All of the bands were good. The best part of the entire night was every band; each of them local to San Francisco, with musical influences that I could pinpoint easily, but hey, I was in a dive bar in the Mission District and not the Disney Concert Hall or anything, so I took them for what they were: a six piece with great stage presence who sounded like The Hives and sang a great song about a mother falling asleep with a lit cigarette and dying, a psychedelic rock band reminiscent of The Flaming Lips and The Apples In Stereo (Mike’s band), a cute indie-rock band with two twins who both looked like Bud Cort in Harold and Maude and hung out backstage all night surrounded by pretty girls, and a solo-act with a Macbook and a smoke machine who was a less interesting Black Moth Super Rainbow.

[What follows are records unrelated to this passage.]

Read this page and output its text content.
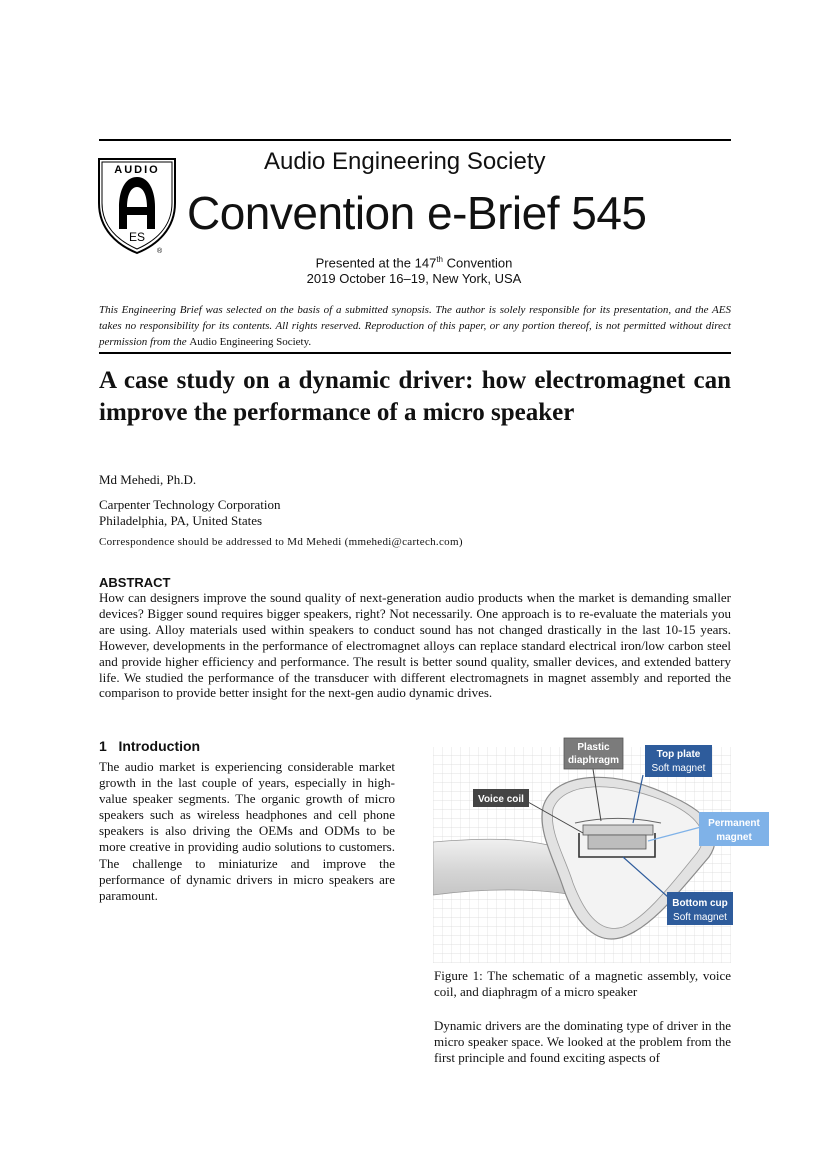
AUDIO
ES
®
Audio Engineering Society
Convention e-Brief 545
Presented at the 147th Convention
2019 October 16–19, New York, USA
This Engineering Brief was selected on the basis of a submitted synopsis. The author is solely responsible for its presentation, and the AES takes no responsibility for its contents. All rights reserved. Reproduction of this paper, or any portion thereof, is not permitted without direct permission from the Audio Engineering Society.
A case study on a dynamic driver: how electromagnet can improve the performance of a micro speaker
Md Mehedi, Ph.D.
Carpenter Technology Corporation
Philadelphia, PA, United States
Correspondence should be addressed to Md Mehedi (mmehedi@cartech.com)
ABSTRACT
How can designers improve the sound quality of next-generation audio products when the market is demanding smaller devices? Bigger sound requires bigger speakers, right? Not necessarily. One approach is to re-evaluate the materials you are using. Alloy materials used within speakers to conduct sound has not changed drastically in the last 10-15 years. However, developments in the performance of electromagnet alloys can replace standard electrical iron/low carbon steel and provide higher efficiency and performance. The result is better sound quality, smaller devices, and extended battery life. We studied the performance of the transducer with different electromagnets in magnet assembly and reported the comparison to provide better insight for the next-gen audio dynamic drives.
1   Introduction
The audio market is experiencing considerable market growth in the last couple of years, especially in high-value speaker segments. The organic growth of micro speakers such as wireless headphones and cell phone speakers is also driving the OEMs and ODMs to be more creative in providing audio solutions to customers. The challenge to miniaturize and improve the performance of dynamic drivers in micro speakers are paramount.
Plastic
diaphragm
Top plate
Soft magnet
Voice coil
Permanent
magnet
Bottom cup
Soft magnet
Figure 1: The schematic of a magnetic assembly, voice coil, and diaphragm of a micro speaker
Dynamic drivers are the dominating type of driver in the micro speaker space. We looked at the problem from the first principle and found exciting aspects of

It was varied and the crowd was varied and everyone was dancing and the also looked like they were having fun, which is weird and different from any show I’ve seen in LA. So to make fun of their hair or their eyelashes is petty, I guess, but I’m allowed.

I couldn’t help but enjoy myself even more than a tiny bit in that crowd. It’s so different here and I like that. Even when I’m experiencing boredom or anxiety or sadness, it’s still better than the same feelings I experienced in Simi Valley. The fact that people aren’t afraid to dance and look silly, the fact that there’s not always a huge gap between the audience and the stage, the fact the people here still use flip phones, and alcoholic beverages are made with craft and thought, and every restaurant has at least one vegan option. It’s all very genuine to the point that I feel incredibly disingenuous in this atmosphere sometimes.

After the third band, midnight came around and free champagne was passed around and everyone was hugging and kissing and balloons fell from the ceiling and Mike was looking up at me and I was looking anywhere but down and wishing that Mike was not Mike and instead another and I poured the cheap champagne down my throat and excused myself from his gaze and ran outside to smoke. Around two in the morning, we decided to leave. The bar was closing anyway and I was secretly hungry and more than happy to finally be free. Mike drove me home and I said thank you and basically bolted from the passenger side of the car, as he gave me a small pat on the back that should have ended up a hug, and up the front steps to my house where I made Trader Joe’s Vegetable Thai Gyozas and quinoa and fell asleep to Une Femme Est Une Femme because even though it’s a “new year” some things will never change.